To overcome these challenges, the team pioneered a strategy of " in situ sectioning + 3D blockface imaging". They developed a blockface-VISoR imaging system integrating a precision vibratome, and the ARCHmap protocol for whole-body clearing and hydrogel embedding. Each cycle captures ~600 μm-depth 3D surface images before automatically removing 400-μm-thick tissue, repeating until completion. Automated inter-section stitching algorithms then perform seamless 3D alignment using ~200-μm overlapping regions between adjacent sections. The shallow imaging depth minimizes light scattering in cleared tissue, enabling high resolution. Based on this strategy, the researchers established an optimized technical pipeline, and achieved uniform subcellular-resolution 3D imaging of an entire adult mouse body within 40 hours, generating ~70 terabytes of data per fluorescence channel. Over 4 petabytes of raw data from dozens of mice have been collected.
Due to the excellent fluorescent signal preservation of the sample processing method, the researchers verified that the technology is compatible with commonly used labeling methods in neuroscience, such as transgenic labeling, virus labeling, and immunostaining. Combined with imaging, the researchers analyzed the fine structure and single-fiber projection paths of different types of peripheral nerves throughout the mouse body. They revealed the cross-segmental projection characteristics of single spinal neurons for the first time, mapped the organ-specific vascular distribution pattern of sympathetic nerves throughout the body, and resolved the overall projection architecture of the vagus nerve and the complex single-fiber routes.

Whole-body Clearing and Blockface-VISoR Imaging Pipeline and Mesoscopic Connectomic Mapping of PNS
The researchers explained that this breakthrough technology not only helps establish a new paradigm for connectivity mapping of PNS and resolve fundamental questions in neural regulation, but also provide valuable insights into broader areas such as developmental biology, comparative anatomy, and biomedical research in general.

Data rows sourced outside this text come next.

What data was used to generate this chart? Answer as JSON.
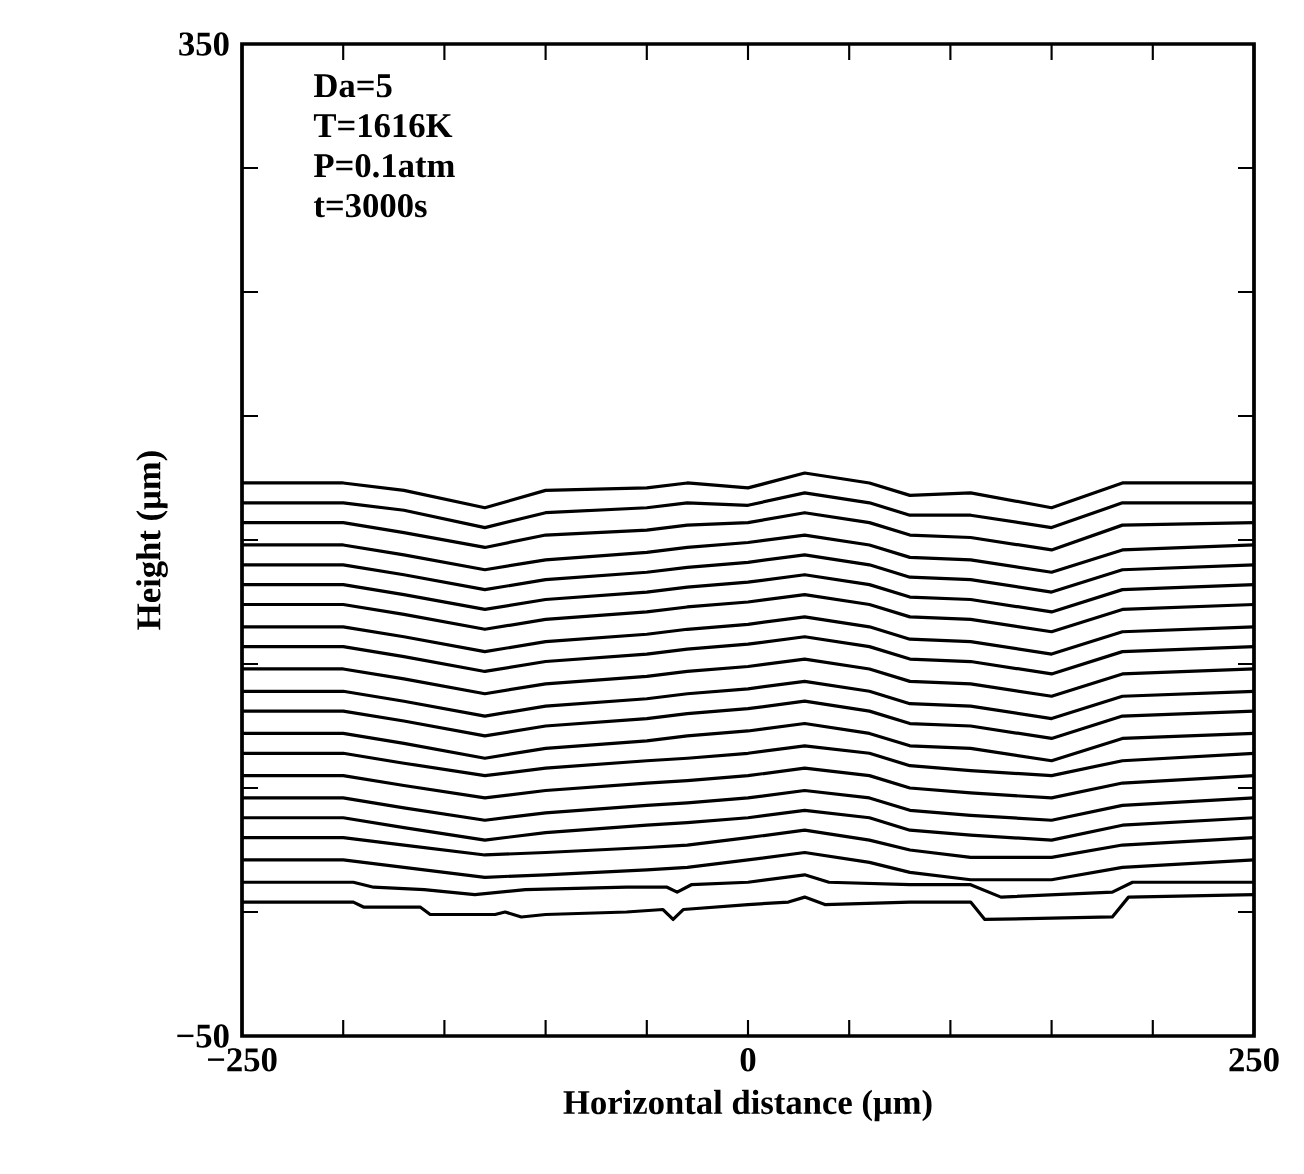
{
  "chart_data": {
    "type": "line",
    "xlabel": "Horizontal distance (μm)",
    "ylabel": "Height (μm)",
    "annotations": [
      "Da=5",
      "T=1616K",
      "P=0.1atm",
      "t=3000s"
    ],
    "xlim": [
      -250,
      250
    ],
    "ylim": [
      -50,
      350
    ],
    "xticks": [
      {
        "value": -250,
        "label": "−250"
      },
      {
        "value": -200,
        "label": null
      },
      {
        "value": -150,
        "label": null
      },
      {
        "value": -100,
        "label": null
      },
      {
        "value": -50,
        "label": null
      },
      0,
      {
        "value": 50,
        "label": null
      },
      {
        "value": 100,
        "label": null
      },
      {
        "value": 150,
        "label": null
      },
      {
        "value": 200,
        "label": null
      },
      250
    ],
    "yticks": [
      {
        "value": -50,
        "label": "−50"
      },
      {
        "value": 0,
        "label": null
      },
      {
        "value": 50,
        "label": null
      },
      {
        "value": 100,
        "label": null
      },
      {
        "value": 150,
        "label": null
      },
      {
        "value": 200,
        "label": null
      },
      {
        "value": 250,
        "label": null
      },
      {
        "value": 300,
        "label": null
      },
      350
    ],
    "grid": false,
    "marker": "none",
    "line_style": "solid",
    "x": [
      -250,
      -200,
      -170,
      -130,
      -100,
      -50,
      -30,
      0,
      28,
      60,
      80,
      110,
      150,
      185,
      250
    ],
    "series": [
      {
        "color": "#000000",
        "values": [
          173,
          173,
          170,
          163,
          170,
          171,
          173,
          171,
          177,
          173,
          168,
          169,
          163,
          173,
          173
        ]
      },
      {
        "color": "#000000",
        "values": [
          165,
          165,
          162,
          155,
          161,
          163,
          165,
          164,
          169,
          165,
          160,
          160,
          155,
          165,
          165
        ]
      },
      {
        "color": "#000000",
        "values": [
          157,
          157,
          153,
          147,
          152,
          154,
          156,
          157,
          161,
          157,
          152,
          151,
          146,
          156,
          157
        ]
      },
      {
        "color": "#000000",
        "values": [
          148,
          148,
          144,
          138,
          142,
          145,
          147,
          149,
          152,
          148,
          143,
          142,
          137,
          146,
          148
        ]
      },
      {
        "color": "#000000",
        "values": [
          140,
          140,
          136,
          130,
          134,
          137,
          139,
          141,
          144,
          140,
          135,
          134,
          129,
          138,
          140
        ]
      },
      {
        "color": "#000000",
        "values": [
          132,
          132,
          128,
          122,
          126,
          129,
          131,
          133,
          136,
          132,
          127,
          126,
          121,
          130,
          132
        ]
      },
      {
        "color": "#000000",
        "values": [
          124,
          124,
          120,
          114,
          118,
          121,
          123,
          125,
          128,
          124,
          119,
          118,
          113,
          122,
          124
        ]
      },
      {
        "color": "#000000",
        "values": [
          115,
          115,
          111,
          105,
          109,
          112,
          114,
          116,
          119,
          115,
          110,
          109,
          104,
          113,
          115
        ]
      },
      {
        "color": "#000000",
        "values": [
          107,
          107,
          103,
          97,
          101,
          104,
          106,
          108,
          111,
          107,
          102,
          101,
          96,
          105,
          107
        ]
      },
      {
        "color": "#000000",
        "values": [
          98,
          98,
          94,
          88,
          92,
          95,
          97,
          99,
          102,
          98,
          93,
          92,
          87,
          96,
          98
        ]
      },
      {
        "color": "#000000",
        "values": [
          89,
          89,
          85,
          79,
          83,
          86,
          88,
          90,
          93,
          89,
          84,
          83,
          78,
          87,
          89
        ]
      },
      {
        "color": "#000000",
        "values": [
          81,
          81,
          77,
          71,
          75,
          78,
          80,
          82,
          85,
          81,
          76,
          75,
          70,
          79,
          81
        ]
      },
      {
        "color": "#000000",
        "values": [
          72,
          72,
          68,
          62,
          66,
          69,
          71,
          73,
          76,
          72,
          67,
          66,
          61,
          70,
          72
        ]
      },
      {
        "color": "#000000",
        "values": [
          64,
          64,
          60,
          55,
          58,
          61,
          62,
          64,
          67,
          64,
          59,
          57,
          55,
          61,
          64
        ]
      },
      {
        "color": "#000000",
        "values": [
          55,
          55,
          51,
          46,
          49,
          52,
          53,
          55,
          58,
          55,
          50,
          48,
          46,
          52,
          55
        ]
      },
      {
        "color": "#000000",
        "values": [
          46,
          46,
          42,
          37,
          40,
          43,
          44,
          46,
          49,
          46,
          41,
          39,
          37,
          43,
          46
        ]
      },
      {
        "color": "#000000",
        "values": [
          38,
          38,
          34,
          29,
          32,
          35,
          36,
          38,
          41,
          38,
          33,
          31,
          29,
          35,
          38
        ]
      },
      {
        "color": "#000000",
        "values": [
          30,
          30,
          27,
          23,
          24,
          26,
          27,
          30,
          33,
          29,
          25,
          22,
          22,
          27,
          30
        ]
      },
      {
        "color": "#000000",
        "values": [
          21,
          21,
          18,
          14,
          15,
          17,
          18,
          21,
          24,
          20,
          16,
          13,
          13,
          18,
          21
        ]
      },
      {
        "color": "#000000",
        "x": [
          -250,
          -195,
          -185,
          -160,
          -135,
          -110,
          -60,
          -40,
          -35,
          -28,
          0,
          28,
          40,
          80,
          110,
          125,
          180,
          190,
          250
        ],
        "values": [
          12,
          12,
          10,
          9,
          7,
          9,
          10,
          10,
          8,
          11,
          12,
          15,
          12,
          11,
          11,
          6,
          8,
          12,
          12
        ]
      },
      {
        "color": "#000000",
        "x": [
          -250,
          -195,
          -190,
          -162,
          -157,
          -125,
          -120,
          -112,
          -100,
          -60,
          -42,
          -37,
          -32,
          0,
          20,
          28,
          38,
          80,
          110,
          117,
          180,
          188,
          250
        ],
        "values": [
          4,
          4,
          2,
          2,
          -1,
          -1,
          0,
          -2,
          -1,
          0,
          1,
          -3,
          1,
          3,
          4,
          6,
          3,
          4,
          4,
          -3,
          -2,
          6,
          7
        ]
      }
    ]
  }
}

Furthermore, there is still room for improvement and optimization of this technology. The next steps involve using two or more cameras for efficient multi-channel imaging, and exploring its application in imaging other larger-scale biological samples.
Cell journal reviewers praised: "These analyses produced strikingly detailed data at both the population and single-cell levels. Importantly, new insights emerged from this initial exploration," and "This is an interesting work, beautifully illustrated, and the methodology shows great potential."